Thursday, 6 November 2014

Shooting down the cultural ambitions of Syros - by Anna Stamatiou

Malta is an island with an inglorious reputation when it comes to migrating birds.  The Maltese seem to consider it a sign of manhood to go out and try to hit anything that moves when the shooting season opens in the Autumn.  Sadly, the same thing happens on many a Greek island – and no doubt all over the mainland too.  Migrating birds are trapped using very fine nets or perches covered in a sticky substance.  This is illegal but in a country facing financial ruin policing hunting takes a low priority.

This x-ray shows the carcass of a hawk, peppered with lead pellets.  It was found on Syros, along with another, badly decomposed one of an eagle that also showed signs of having been shot.  It does seem particularly strange that on an island that harbours the ambition of becoming European Capital of Culture people are still taking rare birds out of the wild without apparently seeing any contradiction between that behaviour and their cultural aspirations.  How long before the hunters of Syros begin to realise that respect for the natural world must be part of any valid understanding of what we mean when we say that a place or a society is “cultured”

Monday, 3 November 2014

Beach wars - let the dogs swim. By Anna Stamatiou (GAWF Trustee)

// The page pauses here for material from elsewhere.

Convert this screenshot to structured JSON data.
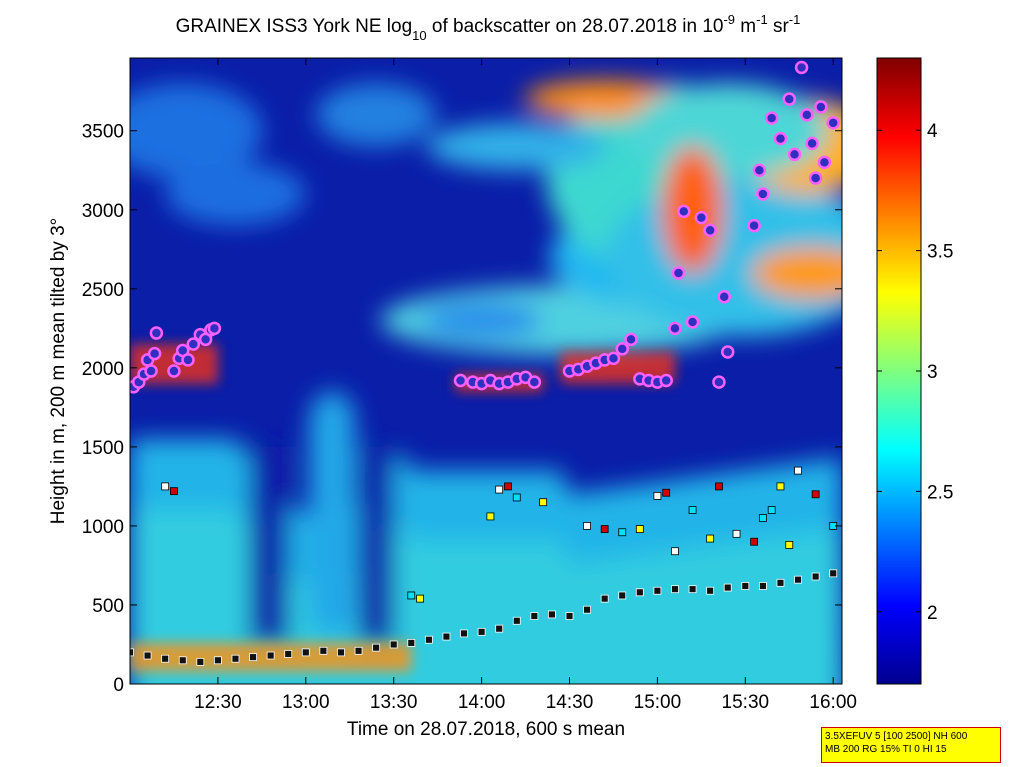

The ink is not yet dry on the Articles of Incorporation of one of the newest animal welfare groups to be formed in Greece and already there are sulphurous fumes of controversy and disagreement on the air.  The little island of Kasos – one of the most far flung in Greece, just off the northeast tip of Crete – has distinguished itself in managing to find more than 21 people that are willing to sign up as founder members of a legally constituted not-for- profit body.  (Hooray)! 

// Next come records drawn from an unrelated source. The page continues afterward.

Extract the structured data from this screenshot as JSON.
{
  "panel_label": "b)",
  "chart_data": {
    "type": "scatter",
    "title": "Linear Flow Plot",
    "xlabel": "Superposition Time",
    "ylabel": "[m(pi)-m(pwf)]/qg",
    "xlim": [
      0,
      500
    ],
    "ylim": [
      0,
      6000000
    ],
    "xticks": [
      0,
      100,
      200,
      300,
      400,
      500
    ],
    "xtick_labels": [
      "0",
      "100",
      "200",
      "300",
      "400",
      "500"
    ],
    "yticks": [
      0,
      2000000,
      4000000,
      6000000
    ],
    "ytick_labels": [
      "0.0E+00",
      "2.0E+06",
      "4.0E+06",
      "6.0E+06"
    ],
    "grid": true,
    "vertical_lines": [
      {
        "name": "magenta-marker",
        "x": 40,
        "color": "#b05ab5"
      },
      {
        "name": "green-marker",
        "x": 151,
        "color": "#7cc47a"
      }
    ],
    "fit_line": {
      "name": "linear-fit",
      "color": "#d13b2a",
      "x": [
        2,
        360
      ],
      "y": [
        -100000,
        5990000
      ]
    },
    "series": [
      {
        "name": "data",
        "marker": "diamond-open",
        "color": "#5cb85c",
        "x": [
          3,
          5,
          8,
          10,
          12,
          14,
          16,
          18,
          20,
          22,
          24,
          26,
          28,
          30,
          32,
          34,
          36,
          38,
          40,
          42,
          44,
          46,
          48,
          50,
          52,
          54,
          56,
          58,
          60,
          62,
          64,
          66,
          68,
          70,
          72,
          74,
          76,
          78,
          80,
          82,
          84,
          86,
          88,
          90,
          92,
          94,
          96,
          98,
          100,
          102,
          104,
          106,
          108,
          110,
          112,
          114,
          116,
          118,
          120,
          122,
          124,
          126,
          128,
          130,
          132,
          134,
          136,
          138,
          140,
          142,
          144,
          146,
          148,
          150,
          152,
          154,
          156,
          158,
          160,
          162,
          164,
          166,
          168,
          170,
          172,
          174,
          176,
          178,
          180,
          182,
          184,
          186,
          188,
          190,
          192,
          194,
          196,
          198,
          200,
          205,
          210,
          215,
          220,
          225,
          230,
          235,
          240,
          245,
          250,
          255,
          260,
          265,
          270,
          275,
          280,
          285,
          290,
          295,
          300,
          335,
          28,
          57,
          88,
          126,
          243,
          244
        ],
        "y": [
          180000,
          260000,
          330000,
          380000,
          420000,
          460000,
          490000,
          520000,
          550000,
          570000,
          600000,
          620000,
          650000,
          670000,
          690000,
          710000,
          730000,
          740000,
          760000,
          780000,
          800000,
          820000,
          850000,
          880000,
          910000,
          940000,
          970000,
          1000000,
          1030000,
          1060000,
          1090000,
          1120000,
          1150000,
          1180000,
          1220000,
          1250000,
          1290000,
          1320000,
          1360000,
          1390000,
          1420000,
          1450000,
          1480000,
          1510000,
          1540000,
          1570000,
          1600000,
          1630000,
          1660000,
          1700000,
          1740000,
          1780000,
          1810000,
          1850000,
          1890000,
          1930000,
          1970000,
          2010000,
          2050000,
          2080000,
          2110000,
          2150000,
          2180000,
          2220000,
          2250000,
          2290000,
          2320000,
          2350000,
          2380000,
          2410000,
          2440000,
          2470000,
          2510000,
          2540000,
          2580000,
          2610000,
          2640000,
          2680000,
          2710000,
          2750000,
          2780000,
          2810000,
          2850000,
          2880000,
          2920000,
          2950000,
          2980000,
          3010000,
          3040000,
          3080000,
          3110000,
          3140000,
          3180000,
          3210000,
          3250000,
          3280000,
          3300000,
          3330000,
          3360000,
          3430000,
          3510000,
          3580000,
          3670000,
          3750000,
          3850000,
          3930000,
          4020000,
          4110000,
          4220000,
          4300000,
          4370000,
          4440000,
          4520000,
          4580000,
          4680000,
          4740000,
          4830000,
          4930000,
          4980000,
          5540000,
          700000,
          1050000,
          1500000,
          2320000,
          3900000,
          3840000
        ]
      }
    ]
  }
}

A few dedicated people have been struggling to get this done for years and now that they are on the brink of success they find themselves having to deal with an issue that has got local blood boiling.  And it’s all because a letter from the Ministry has been received by the Harbourmaster.  A decision has been made at the highest level and more must follow… dogs are officially to be allowed to swim in the sea!!!  Yes.  And harbourmasters across the land have been told they must produce a list of beaches from which such bathing is to be permitted.  So they have written to their local welfare groups to ask which ones should be included.  And there’s the rub.  No one can agree which those beaches should be.  The poor little group is besieged.  On one side there are those that are delighted and on the other those that have sworn to resist the outrage with every fibre of their being.  What to do? 

No doubt the same scenes are being repeated throughout Greece and I really hope people will not let their emotions cloud their judgement and sense of proportion.  But we are talking about Greeks.   Frankly, there’s no hope.